You don’t need a PhD in AI to get started and build your AI literacy.
You don’t need to take a sabbatical or sign up for an expensive course.
What you do need is a bit of time, a bit of curiosity, and a willingness to figure things out as you go.

When I realised I needed to deepen my own AI literacy, I didn’t have a plan or a fancy setup. Just time I was willing to invest and a gut feeling that if I didn’t start soon, I’d fall behind.

If you’ve been feeling the same? Honestly, you’re not alone.
Most people are still trying to get their heads around all this. The difference comes from starting even if it’s messy.

And let’s be real: time is tight.
You’re not sitting around all day with hours to spare just to “learn AI.” That would be nice, but… no.

So what helped me most was putting together a lightweight, flexible way to learn, something I could dip into during breaks, scroll through on the go, or test out while working on something real. No pressure. Just progress.

Here are six things that worked for me:


1. Start with the basics

If you’re just beginning your AI journey, this is the move: learn the language.

Personally, getting familiar with the core AI terms was a turning point. It helped me connect the dots faster, understand how different tools work, and spot where AI was already showing up in my day-to-day.
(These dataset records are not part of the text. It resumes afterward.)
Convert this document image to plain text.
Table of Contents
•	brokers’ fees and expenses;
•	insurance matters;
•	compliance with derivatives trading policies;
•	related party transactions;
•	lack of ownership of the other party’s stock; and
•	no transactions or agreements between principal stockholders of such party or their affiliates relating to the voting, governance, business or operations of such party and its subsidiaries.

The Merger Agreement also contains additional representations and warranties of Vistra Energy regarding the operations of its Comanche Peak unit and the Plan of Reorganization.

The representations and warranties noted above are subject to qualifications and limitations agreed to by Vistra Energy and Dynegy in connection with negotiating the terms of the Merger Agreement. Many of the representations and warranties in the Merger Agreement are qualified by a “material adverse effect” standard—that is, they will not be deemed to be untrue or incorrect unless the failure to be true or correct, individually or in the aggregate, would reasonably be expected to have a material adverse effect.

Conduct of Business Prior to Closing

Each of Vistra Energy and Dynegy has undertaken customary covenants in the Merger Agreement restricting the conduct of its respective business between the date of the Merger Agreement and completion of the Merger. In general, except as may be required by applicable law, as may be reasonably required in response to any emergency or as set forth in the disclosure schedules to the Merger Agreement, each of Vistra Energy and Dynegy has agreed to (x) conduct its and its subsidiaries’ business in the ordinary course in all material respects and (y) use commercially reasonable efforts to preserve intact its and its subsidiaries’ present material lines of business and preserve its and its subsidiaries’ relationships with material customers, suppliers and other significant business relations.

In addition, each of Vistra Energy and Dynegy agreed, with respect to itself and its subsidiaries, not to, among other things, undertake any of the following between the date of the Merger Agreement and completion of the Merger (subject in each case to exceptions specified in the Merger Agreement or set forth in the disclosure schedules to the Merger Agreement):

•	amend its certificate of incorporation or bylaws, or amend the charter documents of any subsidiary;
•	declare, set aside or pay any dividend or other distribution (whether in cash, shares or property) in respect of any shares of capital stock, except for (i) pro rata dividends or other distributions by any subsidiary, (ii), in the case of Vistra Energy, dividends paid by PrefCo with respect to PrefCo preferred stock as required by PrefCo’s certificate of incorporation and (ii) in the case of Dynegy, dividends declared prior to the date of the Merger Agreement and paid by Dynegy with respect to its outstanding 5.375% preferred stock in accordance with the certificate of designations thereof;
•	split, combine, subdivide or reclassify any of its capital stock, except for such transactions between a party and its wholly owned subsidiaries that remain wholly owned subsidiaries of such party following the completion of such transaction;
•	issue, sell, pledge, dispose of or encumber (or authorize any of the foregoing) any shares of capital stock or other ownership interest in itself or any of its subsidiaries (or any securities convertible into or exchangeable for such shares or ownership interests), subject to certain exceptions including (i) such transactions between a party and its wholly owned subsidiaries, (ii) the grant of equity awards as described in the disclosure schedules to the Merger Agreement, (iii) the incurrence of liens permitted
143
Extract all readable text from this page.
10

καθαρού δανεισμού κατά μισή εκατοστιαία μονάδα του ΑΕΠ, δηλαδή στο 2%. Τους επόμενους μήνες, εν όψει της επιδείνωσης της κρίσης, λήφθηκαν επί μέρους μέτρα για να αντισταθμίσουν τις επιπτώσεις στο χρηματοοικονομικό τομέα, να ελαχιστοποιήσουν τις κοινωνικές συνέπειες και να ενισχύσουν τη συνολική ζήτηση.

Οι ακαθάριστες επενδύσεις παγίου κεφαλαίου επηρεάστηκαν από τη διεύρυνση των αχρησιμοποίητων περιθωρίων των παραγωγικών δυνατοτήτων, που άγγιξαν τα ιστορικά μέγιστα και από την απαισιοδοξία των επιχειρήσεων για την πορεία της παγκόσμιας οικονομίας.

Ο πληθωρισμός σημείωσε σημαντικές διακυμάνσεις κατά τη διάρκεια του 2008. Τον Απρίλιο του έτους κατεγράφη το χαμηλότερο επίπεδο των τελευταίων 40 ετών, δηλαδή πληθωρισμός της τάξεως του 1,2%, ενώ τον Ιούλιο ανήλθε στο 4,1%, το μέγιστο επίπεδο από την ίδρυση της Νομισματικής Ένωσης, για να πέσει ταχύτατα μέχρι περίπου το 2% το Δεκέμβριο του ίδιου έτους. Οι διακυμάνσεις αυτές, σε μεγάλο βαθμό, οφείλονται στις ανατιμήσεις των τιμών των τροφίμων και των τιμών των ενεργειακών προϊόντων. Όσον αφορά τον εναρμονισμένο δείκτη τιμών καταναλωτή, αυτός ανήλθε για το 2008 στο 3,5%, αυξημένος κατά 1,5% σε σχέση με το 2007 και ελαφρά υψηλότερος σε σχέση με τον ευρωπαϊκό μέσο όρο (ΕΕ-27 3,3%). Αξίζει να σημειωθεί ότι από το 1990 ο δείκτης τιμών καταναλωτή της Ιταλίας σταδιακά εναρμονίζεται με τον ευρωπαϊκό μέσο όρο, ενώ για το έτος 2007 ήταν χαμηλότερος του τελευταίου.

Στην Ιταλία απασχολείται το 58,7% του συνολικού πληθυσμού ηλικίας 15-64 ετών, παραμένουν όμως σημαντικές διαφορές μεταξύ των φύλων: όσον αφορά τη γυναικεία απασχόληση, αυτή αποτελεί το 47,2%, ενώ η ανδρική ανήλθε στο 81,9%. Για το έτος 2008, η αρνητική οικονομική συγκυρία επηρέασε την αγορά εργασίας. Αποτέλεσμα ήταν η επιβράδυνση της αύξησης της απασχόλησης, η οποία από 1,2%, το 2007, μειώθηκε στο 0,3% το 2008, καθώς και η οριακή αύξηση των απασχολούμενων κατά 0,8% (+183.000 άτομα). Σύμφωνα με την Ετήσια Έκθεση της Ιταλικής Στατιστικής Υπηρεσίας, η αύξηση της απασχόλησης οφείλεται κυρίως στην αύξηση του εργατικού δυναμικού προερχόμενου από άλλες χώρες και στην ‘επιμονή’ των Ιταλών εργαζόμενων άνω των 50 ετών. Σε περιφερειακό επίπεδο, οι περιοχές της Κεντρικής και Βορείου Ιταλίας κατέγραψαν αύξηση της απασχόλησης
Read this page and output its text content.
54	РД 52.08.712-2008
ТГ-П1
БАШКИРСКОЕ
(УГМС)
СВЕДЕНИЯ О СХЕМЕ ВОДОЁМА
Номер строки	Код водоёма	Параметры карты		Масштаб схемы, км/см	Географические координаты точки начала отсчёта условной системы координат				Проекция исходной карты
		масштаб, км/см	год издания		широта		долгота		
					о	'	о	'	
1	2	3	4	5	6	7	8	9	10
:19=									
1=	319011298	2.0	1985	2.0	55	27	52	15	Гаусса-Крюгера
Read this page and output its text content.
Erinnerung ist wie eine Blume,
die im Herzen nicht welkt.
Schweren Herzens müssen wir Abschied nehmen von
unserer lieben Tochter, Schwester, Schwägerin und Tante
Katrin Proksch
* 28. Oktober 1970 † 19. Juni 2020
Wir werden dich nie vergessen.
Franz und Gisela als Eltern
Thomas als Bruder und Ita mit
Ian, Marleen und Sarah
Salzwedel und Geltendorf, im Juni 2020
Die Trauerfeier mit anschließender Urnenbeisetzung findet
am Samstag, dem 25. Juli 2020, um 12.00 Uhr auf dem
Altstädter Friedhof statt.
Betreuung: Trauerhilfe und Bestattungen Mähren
From that point on, everything else made more sense.

So if you’re feeling a bit overwhelmed, don’t start with the tech. Start with the terms.

We’ve put together a no-jargon AI Glossary to help you build your foundation. Use it as your first step — so terms like machine learning, NLP, or algorithmic bias feel like familiar territory, not barriers. Once the language clicks, the learning flows faster.

2. Try a tool each week

You don’t need to overthink it.
Open ChatGPT or Perplexity. Or try Microsoft Copilot if you’re already using Word or Excel. Pick a task you do regularly — writing an email, summarising notes, generating ideas — and ask the AI to do it for you. This isn’t about perfection. It’s about practice. You’re learning how to steer the tool.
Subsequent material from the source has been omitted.